With phone lines stressed, it would be hours before Soloway could reach his family to let them know he was OK.

For Liz Snider, who had gone numb with worry and grief, the relief took some time to sink in, too.

"For whatever random reason, we were spared the brunt of the catastrophe," she said. "But it was clear that an epic catastrophe had taken place."

Of the 240 people who worked in his office, about 64 died. Soloway spent the next month going to funerals and memorial services for his colleagues.

"We didn't live in a war zone, and we have been privileged enough, lucky enough, fortunate enough that our battles were fought away from here," Liz Snider said. "Even after finding out he was OK, it just opened up that sense of vulnerability and the randomness of it all."

The reporter

On the Maine coast, reporter Misty Edgecomb was relaxing at home in Ellsworth the morning after a late night covering a town council meeting on Mount Desert Island.

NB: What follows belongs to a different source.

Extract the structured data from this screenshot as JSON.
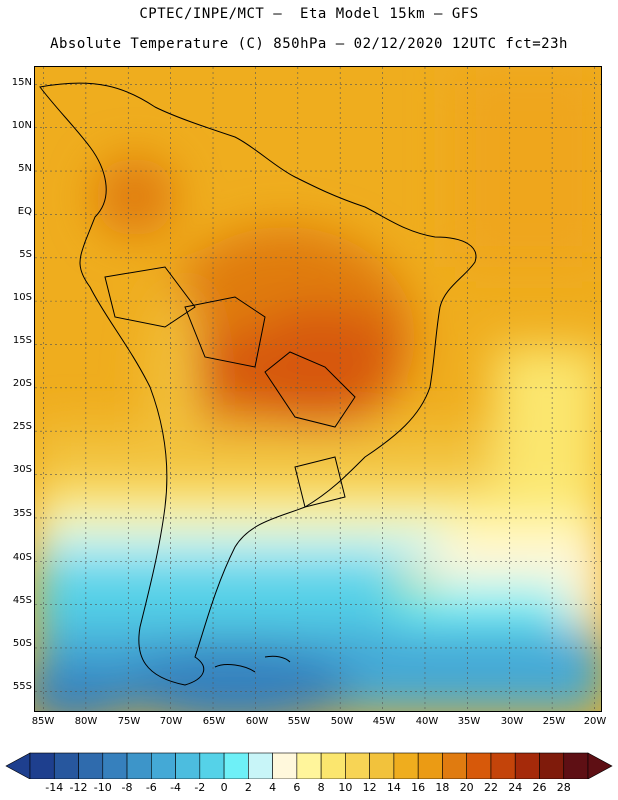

"I was watching the morning broadcast news and just ran to the office. I think a lot of us did that day," said Edgecomb, an Aroostook County native who now lives in Las Vegas, Nevada. "The way we always say the idea that journalism is the first draft of history — this was the first moment in my journalism career that I felt that."

The reporter, then 24, was dispatched to follow a lead that the FBI was on MDI, investigating whether the hijackers had entered the United States from Nova Scotia on the Cat ferry.

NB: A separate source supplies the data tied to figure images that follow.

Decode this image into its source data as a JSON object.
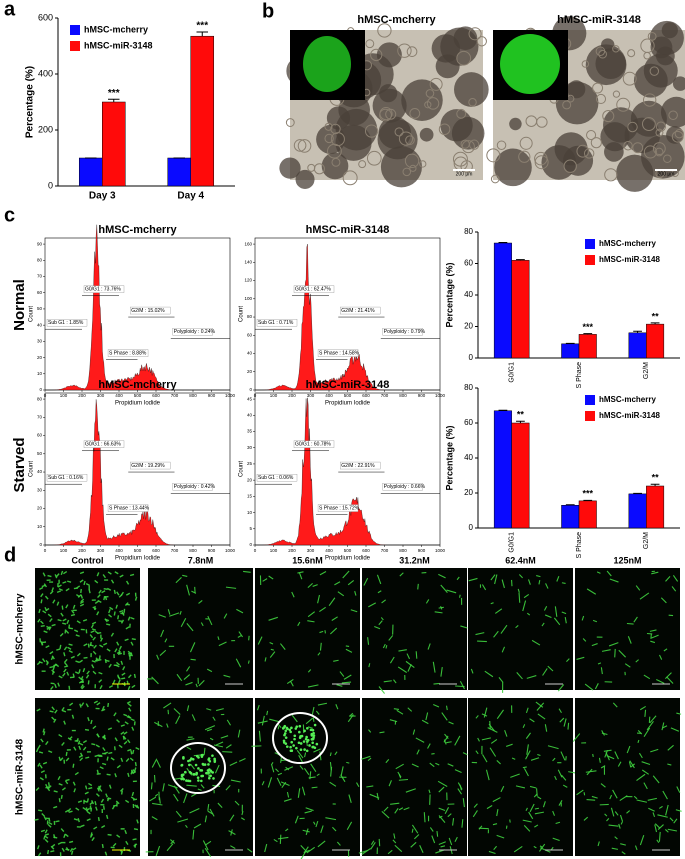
{
  "panel_labels": [
    "a",
    "b",
    "c",
    "d"
  ],
  "chart_data": [
    {
      "type": "bar",
      "ylabel": "Percentage (%)",
      "categories": [
        "Day 3",
        "Day 4"
      ],
      "series": [
        {
          "name": "hMSC-mcherry",
          "color": "#0a0aff",
          "values": [
            100,
            100
          ],
          "errors": [
            0,
            0
          ]
        },
        {
          "name": "hMSC-miR-3148",
          "color": "#ff0a0a",
          "values": [
            300,
            535
          ],
          "errors": [
            10,
            15
          ],
          "significance": [
            "***",
            "***"
          ]
        }
      ],
      "ylim": [
        0,
        600
      ],
      "yticks": [
        0,
        200,
        400,
        600
      ],
      "legend": "upper left"
    },
    {
      "type": "bar",
      "ylabel": "Percentage (%)",
      "categories": [
        "G0/G1",
        "S Phase",
        "G2/M"
      ],
      "series": [
        {
          "name": "hMSC-mcherry",
          "color": "#0a0aff",
          "values": [
            73,
            9,
            16
          ],
          "errors": [
            0.3,
            0.3,
            1
          ]
        },
        {
          "name": "hMSC-miR-3148",
          "color": "#ff0a0a",
          "values": [
            62,
            15,
            21.5
          ],
          "errors": [
            0.5,
            0.5,
            0.8
          ],
          "significance": [
            null,
            "***",
            "**"
          ]
        }
      ],
      "ylim": [
        0,
        80
      ],
      "yticks": [
        0,
        20,
        40,
        60,
        80
      ],
      "legend": "upper right"
    },
    {
      "type": "bar",
      "ylabel": "Percentage (%)",
      "categories": [
        "G0/G1",
        "S Phase",
        "G2/M"
      ],
      "series": [
        {
          "name": "hMSC-mcherry",
          "color": "#0a0aff",
          "values": [
            67,
            13,
            19.5
          ],
          "errors": [
            0.3,
            0.3,
            0.3
          ]
        },
        {
          "name": "hMSC-miR-3148",
          "color": "#ff0a0a",
          "values": [
            60,
            15.5,
            24
          ],
          "errors": [
            1,
            0.3,
            1
          ],
          "significance": [
            "**",
            "***",
            "**"
          ]
        }
      ],
      "ylim": [
        0,
        80
      ],
      "yticks": [
        0,
        20,
        40,
        60,
        80
      ],
      "legend": "upper right"
    }
  ],
  "panel_b": {
    "titles": [
      "hMSC-mcherry",
      "hMSC-miR-3148"
    ],
    "scale_bars": [
      "200 μm",
      "200 μm"
    ]
  },
  "panel_c": {
    "rows": [
      "Normal",
      "Starved"
    ],
    "xlabel": "Propidium Iodide",
    "ylabel": "Count",
    "xticks": [
      0,
      100,
      200,
      300,
      400,
      500,
      600,
      700,
      800,
      900,
      1000
    ],
    "histograms": [
      {
        "title": "hMSC-mcherry",
        "yticks": [
          0,
          10,
          20,
          30,
          40,
          50,
          60,
          70,
          80,
          90
        ],
        "gates": [
          "Sub G1 : 1.85%",
          "G0/G1 : 73.76%",
          "S Phase : 8.88%",
          "G2/M : 15.02%",
          "Polyploidy : 0.24%"
        ]
      },
      {
        "title": "hMSC-miR-3148",
        "yticks": [
          0,
          20,
          40,
          60,
          80,
          100,
          120,
          140,
          160
        ],
        "gates": [
          "Sub G1 : 0.71%",
          "G0/G1 : 62.47%",
          "S Phase : 14.58%",
          "G2/M : 21.41%",
          "Polyploidy : 0.79%"
        ]
      },
      {
        "title": "hMSC-mcherry",
        "yticks": [
          0,
          10,
          20,
          30,
          40,
          50,
          60,
          70,
          80
        ],
        "gates": [
          "Sub G1 : 0.16%",
          "G0/G1 : 66.63%",
          "S Phase : 13.44%",
          "G2/M : 19.29%",
          "Polyploidy : 0.42%"
        ]
      },
      {
        "title": "hMSC-miR-3148",
        "yticks": [
          0,
          5,
          10,
          15,
          20,
          25,
          30,
          35,
          40,
          45
        ],
        "gates": [
          "Sub G1 : 0.06%",
          "G0/G1 : 60.78%",
          "S Phase : 15.72%",
          "G2/M : 22.91%",
          "Polyploidy : 0.66%"
        ]
      }
    ]
  },
  "panel_d": {
    "columns": [
      "Control",
      "7.8nM",
      "15.6nM",
      "31.2nM",
      "62.4nM",
      "125nM"
    ],
    "rows": [
      "hMSC-mcherry",
      "hMSC-miR-3148"
    ]
  }
}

"I remember driving around Bar Harbor looking for federal vehicles and trying to figure out if there was any legitimacy to this," she said, adding that the rumors turned out to be false.

But the strangeness and urgency of the day were real.

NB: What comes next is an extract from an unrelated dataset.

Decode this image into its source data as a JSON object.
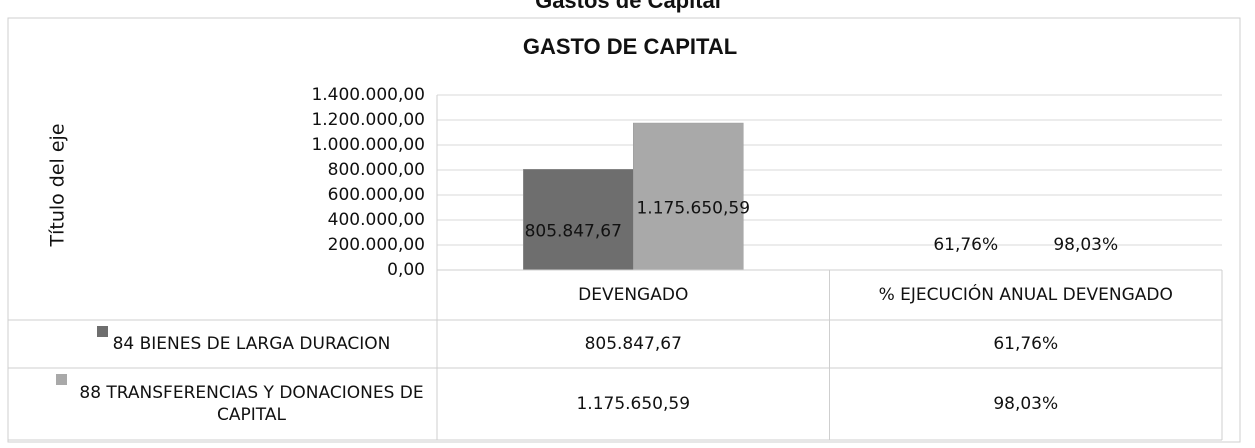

"A lot of us who had grown up in the '80s hadn't experienced something like that," she said. "Not since the Challenger [space shuttle explosion in 1986]. Those moments when you can see history happening around you."

Edgecomb carefully saved all the print copies of the Bangor Daily News from that week and stored them in a manila envelope.

"I think in 2001, we weren't quite that definite that the internet would archive everything," she said. "I was thinking that we'd be looking back on them, and some day, I'd be telling this story to my kids."

Maybe one day she'll also share with her son, now 6, the possibility that haunted her immediately after the attacks.

"We knew [the hijackers] had been in southern Maine," she said. "For a brief period of time, there was a very spooky feeling. Were they here? Did we cross paths on the street? It was a very odd feeling."